As bad as the business community and the American media is, where is North on holding the Indian electorate accountable? The NDA won a clear majority, around 60% of the Lok Sabha seats. And if you’d look at only the non-muslim vote, they probably won upwards of 70+%. That means that the Hindus of India overwhelmingly voted for a man who was absolutely responsible for gruesome sectarian attacks(by allowing them to transpire) and has essentially issued zero regrets.

Yet he barely talks about these people, why? North prefers to talk about the Western responses, but the fault primarily lies with the people who elected him.
This again is an amusing portrait into the older, white liberal generation which is stuck in time. It’s a form of eurocentrism. Non-whites don’t matter, only as victims. But what happens when PoC become the oppressors of other PoC? North’s generation of white liberals are unable to deal with this, so they instead try to turn the conversation to the American media.

Maybe it’s just me, but I don’t think most Indian muslims are shaking in fear of NYT editorials. I think they are much more concerned over how the Hindus in their country overwhelmingly voted for a man who could be accurately described as presiding over a pogrom. Yet North prefers to write about the NYT editorials, the business community and the Obama administration’s statements.

In effect ignoring the people on the ground in India and instead focusing on mainly Western elites.

A lot of PoC talk about the latent ethnocentrism among white liberals and this is a good example of that.
For the same reason why “white feminism” has become a term with a lot of baggage from women of color.

North doesn’t see it. He is myopic. He is shaped in that world view. He considers himself a universalist, yet his writings reveals he is less interested in non-Westerners other than as a jump-off to get to Western reactions. He should focus a lot more on what happened inside India itself to faciliate Modi’s rise, but that would unfortunately necessitate actually reading more about the country, of course.

All my doctors and dentists have been of Indian background for many years now; here, in America, they never chat about politics.
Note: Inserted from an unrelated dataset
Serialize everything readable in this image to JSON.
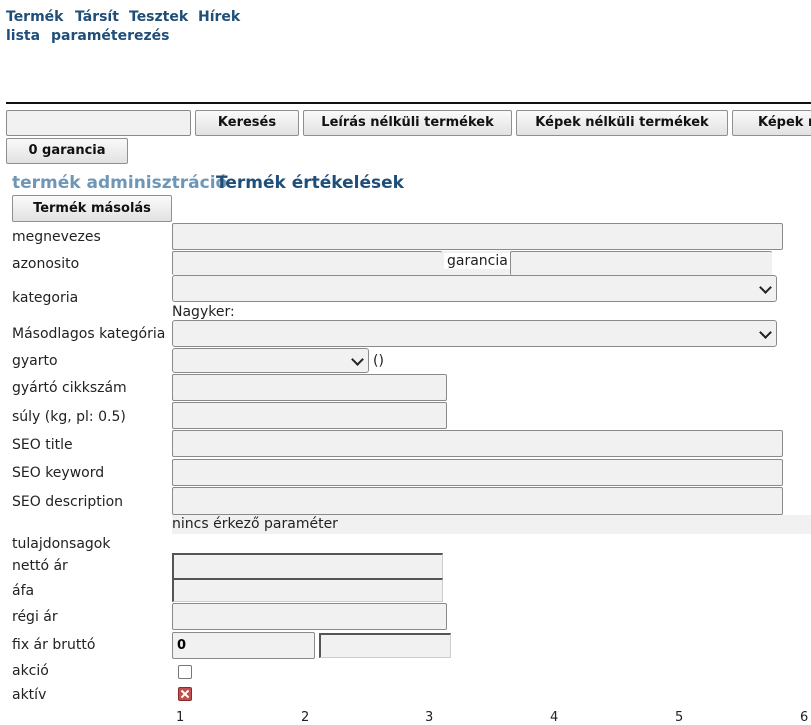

RE: The New York Times editorial page also whitewashed the new leader. The paper did note that “many Indian Muslims blame him for failing to stop bloody riots in his home state in 2002. . .” ~ North

MY COMMENT: On the PBS News Hour they talked about all the excitement in India over Modi’s win thereby making him almost appear saintly, and giving the uninformed viewer not the slightest indication that he might have anything less than unblemished reputation. Of course, they might have been reluctant to say anything negative about him because they are aware of the potential for Modi’s shortly being seen as Israel’s new best friend.
As to the U.S. Govt., their giving Modi a warm reception after years of keeping their distance from him (having once even denied him a visa to visit the U.S.) is the kind of hypocrisy that results from the pragmatism necessitated by an empire. The U.S. empire has too many big plans for that part of the world to risk being standoffish to the new prime minister of India, no matter how responsible he may have been for a little, old massacre way, way back in 2002.